The concentration of carotenoids was expressed in terms of total carotenoids (μg/L) and specific production of carotenoids (μg/g). The specific production of carotenoids represents the total concentration of carotenoids (μg) in relation to the cell mass (dry weight) obtained in 1 L of a fermented medium.

Determination of cell mass

After extraction of the carotenoids, the cells were washed with distilled water and dried at 105°C (Fanem SE-320) until a constant mass was obtained.⁷

Determination of pH

pH was determined using a digital pH meter (Digimed DMPH-2).⁷

Determinations of total organic carbon and total nitrogen

The total organic carbon (TOC) and total nitrogen (TN) in the medium were determined by the catalytic combustion method, using a TOC/TN analyzer (Shimadzu model TOC-VCSH).

Determination of glycerol

The glycerol concentration was determined following the standard method UNE-EN 14105.³³

HPLC-DAD-MS/MS analysis

An aliquot of stock solution was prepared according to Rodrigues et al.³⁴ The carotenoids were analyzed in a high-performance liquid chromatograph (Shimadzu HPLC) equipped with quaternary pumps (model LC-20 CE), an on-line degasser and a Rheodyne injection valve with 20 μL loop.
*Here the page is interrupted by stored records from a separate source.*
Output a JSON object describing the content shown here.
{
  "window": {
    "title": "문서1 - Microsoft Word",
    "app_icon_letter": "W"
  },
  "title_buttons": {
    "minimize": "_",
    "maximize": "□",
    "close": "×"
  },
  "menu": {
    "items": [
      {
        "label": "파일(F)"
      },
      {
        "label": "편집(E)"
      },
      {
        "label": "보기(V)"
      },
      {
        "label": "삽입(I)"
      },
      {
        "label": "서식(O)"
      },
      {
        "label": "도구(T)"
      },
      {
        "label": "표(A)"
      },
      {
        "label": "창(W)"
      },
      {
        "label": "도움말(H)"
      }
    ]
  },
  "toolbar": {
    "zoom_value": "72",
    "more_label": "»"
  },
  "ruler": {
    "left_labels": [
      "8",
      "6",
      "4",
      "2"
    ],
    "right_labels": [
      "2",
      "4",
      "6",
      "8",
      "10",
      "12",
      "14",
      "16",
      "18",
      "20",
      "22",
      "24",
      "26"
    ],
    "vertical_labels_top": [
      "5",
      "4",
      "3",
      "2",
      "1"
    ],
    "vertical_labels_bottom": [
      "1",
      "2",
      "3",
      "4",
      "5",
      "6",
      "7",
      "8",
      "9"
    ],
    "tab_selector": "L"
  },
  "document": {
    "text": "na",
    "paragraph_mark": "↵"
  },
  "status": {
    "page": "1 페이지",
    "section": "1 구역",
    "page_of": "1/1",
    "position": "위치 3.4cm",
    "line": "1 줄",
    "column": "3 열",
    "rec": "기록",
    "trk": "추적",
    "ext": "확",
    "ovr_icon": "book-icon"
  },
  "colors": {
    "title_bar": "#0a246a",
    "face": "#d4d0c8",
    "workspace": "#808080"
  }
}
The equipment included a DAD detector (Shimadzu, model SPD-M20A) connected in series to a mass spectrometer with an atmospheric pressure chemical ionization (APCI) source and an ion-trap analyzer (Bruker Daltonics, model Esquire 4000). The carotenoid separation was carried out on a C₃₀ YMC column (5 μm, 4.6 × 250 mm, Waters) with a flow of 0.9 mL/min and column temperature set at 29°C, the linear gradient of methanol/methyl tert-butyl ether (MeOH/MTBE) went from 95:5 to 70:30 in 30 min, to 50:50 in 20 min, was maintained at 50:50 for 10 min and finally modified to 95:5 in 2 min. The mass spectrometer parameters were set as follows: positive mode, current corona, 4000 nA; source temperature, 450°C; dry gas, N₂ with a temperature of 350°C and a flow of 5 L/min; nebulizer, 60 psi. The MS/MS experiments were run in automatic mode, with fragmentation energy of 1.4 V. The mass spectra were acquired with scan range of m/z from 100 to 1,500.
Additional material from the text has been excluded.